New York governor signs bill to ban guns from Times Square, mass transit
The legislation came during a special session called by the governor.
Gov. Kathy Hochul announced Friday night she has signed legislation – just passed by lawmakers this evening – that was crafted in response to the recent Supreme Court ruling on concealed carry laws.
The legislation includes making concealed carry in “sensitive locations” illegal. Sensitive locations include airports and public transportation, entertainment venues, bars and restaurants, houses of worship and Times Square, among others.
“We are taking swift and bold action to protect New Yorkers. After a close review of the NYSRPA vs. Bruen decision and extensive discussions with constitutional and policy experts, advocates, and legislative partners, I am proud to sign this landmark legislative package that will strengthen our gun laws and bolster restrictions on concealed carry weapons,” the governor said in a statement.
“I want to thank Majority Leader Stewart-Cousins, Speaker Heastie, and all of our partners in the Legislature for their willingness to take on this critical issue with urgency and precision. I will continue to do everything in my power to combat the gun violence epidemic."
The new bill will go into effect on September 1, 2022.
The bill was signed by Hochul after the New York State Senate passed legislation Friday that would ban the concealed carry of guns in a "sensitive location," including Times Square and all mass public transportation. The legislation was introduced earlier in the day during a special session.
The bill comes after a Supreme Court ruling overturned a state law that limited who could get concealed carry permits to people who had "proper cause."
"While this ruling issued by the Supreme Court’s conservative majority invalidates the concealed carry permit restrictions, the decision allows states to issue licensing requirements for carrying a firearm. In light of this decision, the Senate Majority is taking action to address the invalidated provisions and counter the potential effects of this ruling on public safety," the New York State Senate Democratic Majority said in a statement.
Sensitive places where guns cannot be carried include the subway, trains, buses and ferries, as well as government buildings, houses of worship, schools, libraries, public playgrounds, public parks, zoos, homeless shelters and polling places, according to the legislation.
Gov. Hochul announced lawmakers' intent to establish "sensitive places" legislation on Wednesday. The legislation was introduced in the state Senate during a special session called by Hochul that began Thursday.
The bill also seeks to ban the carry of guns on all private property by default, unless the owner of the property has signage permitting guns or has otherwise expressed consent to guns being permitted.
The law makes exceptions for law enforcement, peace officers, active duty military personnel and security, who would be allowed to carry guns in sensitive places. Those engaging in lawful hunting are also allowed to carry guns in sensitive locations.
The law would make carrying guns in the banned areas a felony offense.

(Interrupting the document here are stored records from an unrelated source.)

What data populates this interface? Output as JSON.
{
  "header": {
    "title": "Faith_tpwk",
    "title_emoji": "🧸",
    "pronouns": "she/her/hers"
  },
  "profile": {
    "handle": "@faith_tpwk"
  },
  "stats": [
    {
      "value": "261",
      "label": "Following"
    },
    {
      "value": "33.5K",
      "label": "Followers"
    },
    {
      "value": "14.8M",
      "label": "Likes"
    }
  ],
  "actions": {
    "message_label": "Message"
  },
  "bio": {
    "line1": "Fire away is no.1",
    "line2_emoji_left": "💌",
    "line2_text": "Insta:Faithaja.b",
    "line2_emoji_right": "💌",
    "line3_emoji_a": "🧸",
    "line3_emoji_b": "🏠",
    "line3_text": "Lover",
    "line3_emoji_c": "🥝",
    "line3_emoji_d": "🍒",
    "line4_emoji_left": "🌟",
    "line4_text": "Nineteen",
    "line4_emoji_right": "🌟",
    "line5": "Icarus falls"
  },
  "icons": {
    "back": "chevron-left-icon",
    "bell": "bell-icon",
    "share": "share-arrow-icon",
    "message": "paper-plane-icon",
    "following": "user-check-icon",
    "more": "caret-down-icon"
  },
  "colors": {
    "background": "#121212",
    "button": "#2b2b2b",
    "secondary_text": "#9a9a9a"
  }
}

A state-wide license and record database created and maintained by police will be checked on a monthly basis to determine continued accuracy and whether a person is no longer a valid license holder. The records are to be checked against records for criminal convictions, criminal indictments, mental health, extreme risk protection orders and orders of protections.

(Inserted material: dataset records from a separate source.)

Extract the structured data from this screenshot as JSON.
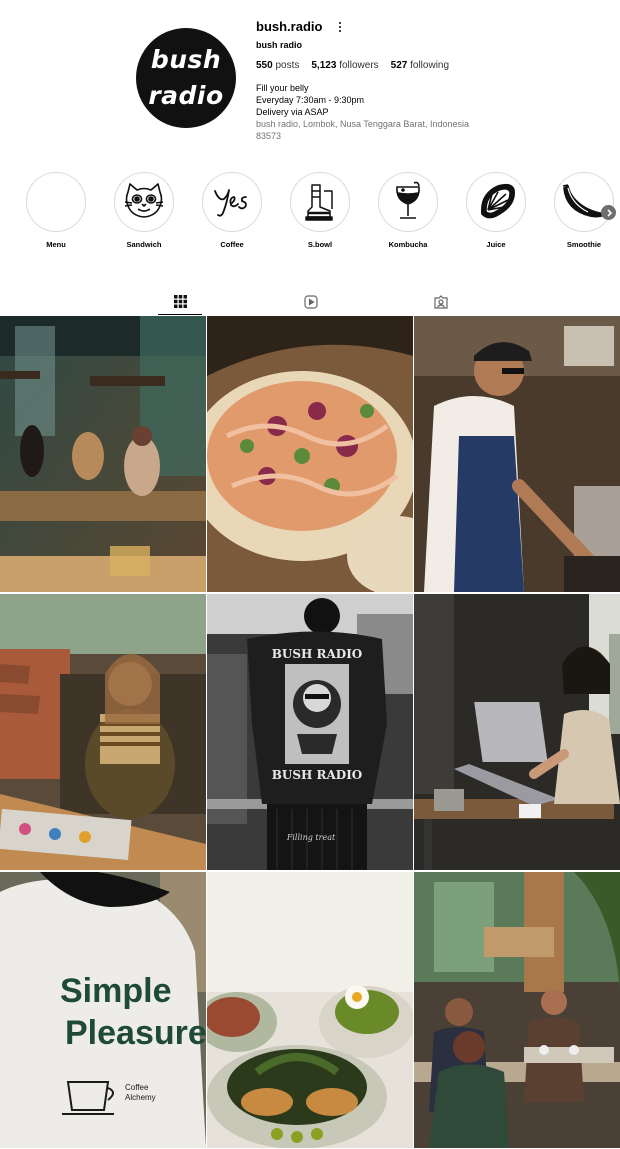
{
  "profile": {
    "avatar_line1": "bush",
    "avatar_line2": "radio",
    "username": "bush.radio",
    "full_name": "bush radio",
    "posts_count": "550",
    "posts_label": "posts",
    "followers_count": "5,123",
    "followers_label": "followers",
    "following_count": "527",
    "following_label": "following",
    "bio_lines": [
      "Fill your belly",
      "Everyday 7:30am - 9:30pm",
      "Delivery via ASAP"
    ],
    "address_lines": [
      "bush radio, Lombok, Nusa Tenggara Barat, Indonesia",
      "83573"
    ]
  },
  "highlights": [
    {
      "label": "Menu",
      "icon": "blank"
    },
    {
      "label": "Sandwich",
      "icon": "cat-face-icon"
    },
    {
      "label": "Coffee",
      "icon": "yes-script-icon"
    },
    {
      "label": "S.bowl",
      "icon": "boots-icon"
    },
    {
      "label": "Kombucha",
      "icon": "wine-glass-icon"
    },
    {
      "label": "Juice",
      "icon": "citrus-slice-icon"
    },
    {
      "label": "Smoothie",
      "icon": "banana-icon"
    }
  ],
  "tabs": [
    {
      "name": "posts",
      "icon": "grid-icon",
      "active": true
    },
    {
      "name": "reels",
      "icon": "reels-icon",
      "active": false
    },
    {
      "name": "tagged",
      "icon": "tagged-icon",
      "active": false
    }
  ],
  "posts": [
    {
      "subject": "cafe interior with guests",
      "tshirt_text": ""
    },
    {
      "subject": "flatbread taco with sauce",
      "tshirt_text": ""
    },
    {
      "subject": "barista at espresso machine",
      "tshirt_text": ""
    },
    {
      "subject": "woman eating on sofa",
      "tshirt_text": ""
    },
    {
      "subject": "back of black t-shirt",
      "tshirt_text": [
        "BUSH RADIO",
        "BUSH RADIO",
        "Filling treat"
      ]
    },
    {
      "subject": "woman working on laptop",
      "tshirt_text": ""
    },
    {
      "subject": "back of white t-shirt",
      "tshirt_text": [
        "Simple",
        "Pleasure",
        "Coffee",
        "Alchemy"
      ]
    },
    {
      "subject": "plates of food",
      "tshirt_text": ""
    },
    {
      "subject": "busy cafe interior",
      "tshirt_text": ""
    }
  ],
  "colors": {
    "avatar_bg": "#111111",
    "muted_text": "#737373",
    "ring": "#dbdbdb",
    "next_button": "#6e6e6e"
  }
}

The new legislation makes changes to an existing law that establishes an ammunition database to verify ammunition sales in New York.

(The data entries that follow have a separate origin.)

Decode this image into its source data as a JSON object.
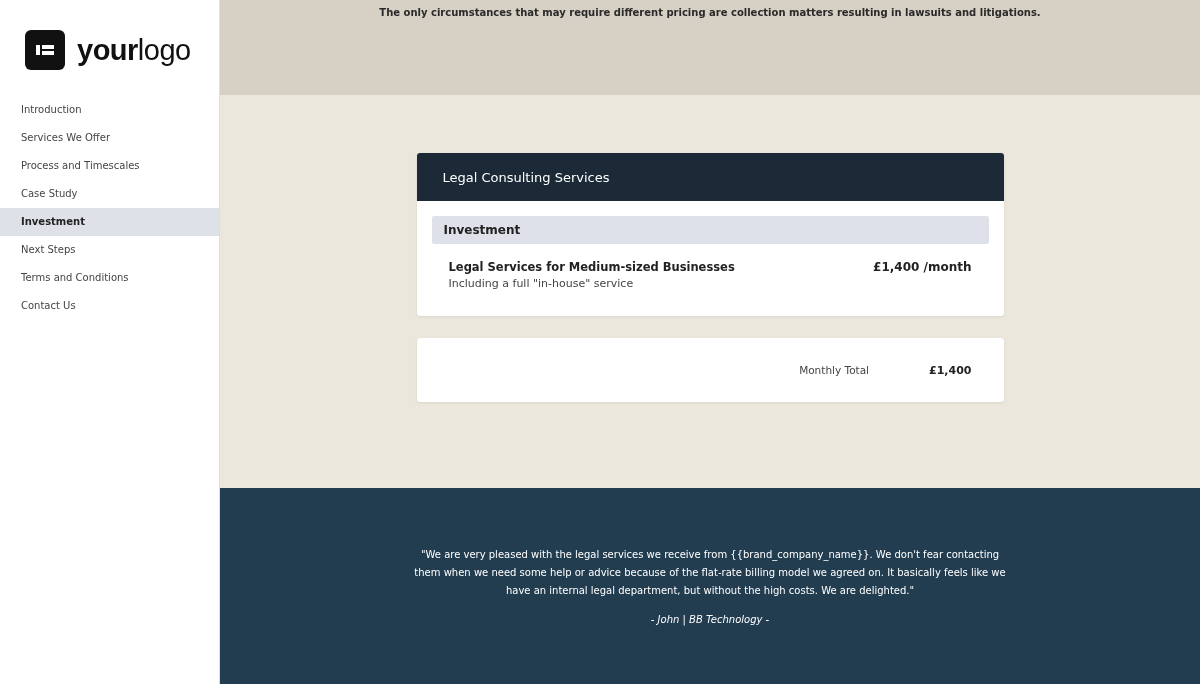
{
  "logo": {
    "text": "**your**logo"
  },
  "sidebar": {
    "items": [
      {
        "label": "Introduction",
        "selected": false
      },
      {
        "label": "Services We Offer",
        "selected": false
      },
      {
        "label": "Process and Timescales",
        "selected": false
      },
      {
        "label": "Case Study",
        "selected": false
      },
      {
        "label": "Investment",
        "selected": true
      },
      {
        "label": "Next Steps",
        "selected": false
      },
      {
        "label": "Terms and Conditions",
        "selected": false
      },
      {
        "label": "Contact Us",
        "selected": false
      }
    ]
  },
  "notice": "The only circumstances that may require different pricing are collection matters resulting in lawsuits and litigations.",
  "pricing_card": {
    "title": "Legal Consulting Services",
    "section": "Investment",
    "items": [
      {
        "name": "Legal Services for Medium-sized Businesses",
        "description": "Including a full \"in-house\" service",
        "price": "£1,400 /month"
      }
    ]
  },
  "total": {
    "label": "Monthly Total",
    "value": "£1,400"
  },
  "testimonial": {
    "quote": "\"We are very pleased with the legal services we receive from {{brand_company_name}}. We don't fear contacting them when we need some help or advice because of the flat-rate billing model we agreed on. It basically feels like we have an internal legal department, but without the high costs. We are delighted.\"",
    "author": "- John | BB Technology -"
  }
}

Gun and ammunition sellers and dealers will also have to keep a record of all their transactions involving guns and ammunition.
The bill will also add a vehicle requirement to existing safe storage laws, requiring gun owners to lock up their guns in an appropriate safe storage depository out of sight from outside the vehicle and remove ammunition from the gun. Otherwise, gun owners would not be allowed to leave their firearm out of their immediate possession or in a car.
Hochul, in introducing the legislation on Wednesday, said this measure is meant to cut down on gun thefts from cars.
Currently, New York law requires gun owners to get safe storage for their guns, keeping them locked up, if they have children at home aged 16 or younger. The new legislation lifts that age requirement to 18 years old.
ABC News' Matt J. Foster contributed to this report.